The only pieces of music he knew by name were the songs in the school’s songbook. He was certain, just because they were in the songbook, that those weren’t the kinds of music that people used to fly.
“I don’t know,” he admitted. “Something that you like.”
“Well, here’s something I listened to last night, and it seemed quite splendid, though it may not appeal to you at all. A string quartet, by Mozart.” Ever so tenderly, as if the record were a living thing, she slipped it from its cardboard sleeve and placed it on the turntable.
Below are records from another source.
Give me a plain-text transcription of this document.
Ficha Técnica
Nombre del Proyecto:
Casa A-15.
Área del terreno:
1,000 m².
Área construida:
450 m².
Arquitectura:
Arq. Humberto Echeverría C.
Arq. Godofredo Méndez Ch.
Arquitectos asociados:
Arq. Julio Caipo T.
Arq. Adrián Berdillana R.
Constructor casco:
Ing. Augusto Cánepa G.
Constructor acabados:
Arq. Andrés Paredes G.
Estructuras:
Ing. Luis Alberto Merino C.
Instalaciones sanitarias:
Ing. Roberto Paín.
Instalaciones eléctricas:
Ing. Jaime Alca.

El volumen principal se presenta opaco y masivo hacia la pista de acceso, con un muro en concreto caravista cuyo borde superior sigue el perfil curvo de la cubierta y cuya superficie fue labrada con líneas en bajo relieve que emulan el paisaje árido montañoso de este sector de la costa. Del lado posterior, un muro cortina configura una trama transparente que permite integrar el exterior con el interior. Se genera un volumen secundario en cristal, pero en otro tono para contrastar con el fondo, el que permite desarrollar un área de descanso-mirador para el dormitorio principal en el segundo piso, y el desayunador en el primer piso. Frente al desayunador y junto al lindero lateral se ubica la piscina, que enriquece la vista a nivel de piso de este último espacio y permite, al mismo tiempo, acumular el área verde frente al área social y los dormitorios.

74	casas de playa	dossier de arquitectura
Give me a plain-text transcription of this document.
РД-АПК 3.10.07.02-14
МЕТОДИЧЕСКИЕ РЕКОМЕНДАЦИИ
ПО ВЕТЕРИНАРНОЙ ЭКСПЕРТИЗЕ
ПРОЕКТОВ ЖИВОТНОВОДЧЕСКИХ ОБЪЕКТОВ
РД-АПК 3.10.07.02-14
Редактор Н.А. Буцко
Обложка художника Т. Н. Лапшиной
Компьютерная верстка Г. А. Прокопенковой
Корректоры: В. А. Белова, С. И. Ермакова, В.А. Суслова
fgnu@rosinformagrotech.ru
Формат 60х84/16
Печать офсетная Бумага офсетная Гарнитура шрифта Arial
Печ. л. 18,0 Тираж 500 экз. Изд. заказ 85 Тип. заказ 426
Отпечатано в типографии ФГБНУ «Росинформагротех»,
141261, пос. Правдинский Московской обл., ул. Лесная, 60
He braced his mind against some unimaginable shock, but the sounds that issued from the speakers were dull and innocuous — wheezings and whinings, groanings and grindings that continued interminably without getting anywhere. Once or twice out of the murk he could hear melodies begin to get started but then they’d sink back into the basic diddle-diddle-diddle of the thing before you could start to enjoy them. On and on and on, sometimes faster, sometimes slower, but all of a dullness and drabness uniform as housepaint. Even so, you couldn’t just say thank you, that was enough, not while Mrs. Boismortier was swaying her head back and forth and smiling in a faraway way, as if this really were some incredible mystic revelation. So he stared at the record revolving on the turntable and sweated it out to the end. Then he thanked Mrs. Boismortier and trudged home through the snow feeling betrayed, disillusioned and amazed.